Vale dizer que Vanda, a atriz, não estava assim tão fora da razão: apesar de editor de uma revista progressiva, a On the Highest, que combatia o antissemitismo e defendia a emancipação feminina no século XIX, Sacher-Masoch foi acusado de misoginia por seu livro. Nele, Vanda, ainda que dominadora, assume um papel que lhe é atribuído por Severin, o aristocrata que, no fundo, teria o controle de toda a relação e converteria a personagem em uma deusa fria – uma Vênus – a seu bel prazer.
É nesse ponto do roteiro que uma primeira transformação – ou virada – se opera. Vanda, a atriz, se revela não apenas uma intérprete promissora, ao encarnar de modo marcial a deusa fria de Masoch, mas faz parecerem falsas as perguntas bobas disparadas sobre o texto, que ela demonstra saber de cor.
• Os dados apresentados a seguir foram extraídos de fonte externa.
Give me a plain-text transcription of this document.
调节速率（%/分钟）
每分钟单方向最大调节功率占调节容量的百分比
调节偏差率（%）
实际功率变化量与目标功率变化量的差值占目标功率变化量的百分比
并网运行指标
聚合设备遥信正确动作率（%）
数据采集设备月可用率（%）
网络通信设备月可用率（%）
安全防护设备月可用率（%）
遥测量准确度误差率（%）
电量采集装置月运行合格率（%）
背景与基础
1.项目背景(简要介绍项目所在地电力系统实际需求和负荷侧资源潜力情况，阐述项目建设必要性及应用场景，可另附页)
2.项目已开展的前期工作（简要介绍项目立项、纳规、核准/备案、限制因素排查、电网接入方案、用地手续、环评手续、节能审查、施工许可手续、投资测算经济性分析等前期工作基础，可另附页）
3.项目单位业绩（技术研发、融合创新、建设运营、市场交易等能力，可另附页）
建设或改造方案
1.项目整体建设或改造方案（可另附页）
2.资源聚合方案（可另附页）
Outra surpresa vem a seguir: a atriz que entrou atabalhoada pela porta do teatro começa a mostrar confiança e a dirigir o diretor, que anota atônito suas sugestões para a futura montagem.
Outras reviravoltas virão, como quando Vanda insinua saber demais da vida de Thomas e ter sido enviada para torturá-lo, e quando, mais perto do fim, eles trocam de papéis – e também de posição e de gênero. É ao longo dessas viradas que cresce o mistério do filme. Afeito a desenvolver tramas tensas em ambientes fechados, vide O Bebê de Rosemary (1968), O Pianista (2002) e O Escritor Fantasma (2010), aqui Polanski leva a tática ao paroxismo. Toda a ação do longa, de cerca de uma hora e meia, se passa dentro de um claustrofóbico teatro, com dois únicos personagens, que se desdobram em outros dois.
Símbolo do pacto pela fantasia traçado entre texto e espectador, o teatro serve também como palco para Polanski tecer uma trama dúbia, em que a identidade de Vanda, a atriz, escapa ao público ainda mais que a de Vanda, a deusa de Masoch. E para que Polanski desfile algo de sua autobiografia como gosta de fazer – disfarçadamente. Na troca de papéis, por exemplo, o ator francês Mathieu Amalric, que é a cara do Polanski jovem, se veste de mulher, como o diretor já fez O Inquilino (1976). Além disso, é impossível não relacionar o crime pelo qual o cineasta vem sendo perseguido há anos, o de se abusar de uma adolescente nos Estados Unidos, nos anos 1970, com o tema central do filme, o do jogo de poder entre os sexos.
Não é um filme leve ou superficial. Pode parecer, mas não é Cinquenta Tons de Cinza. É algo muito melhor.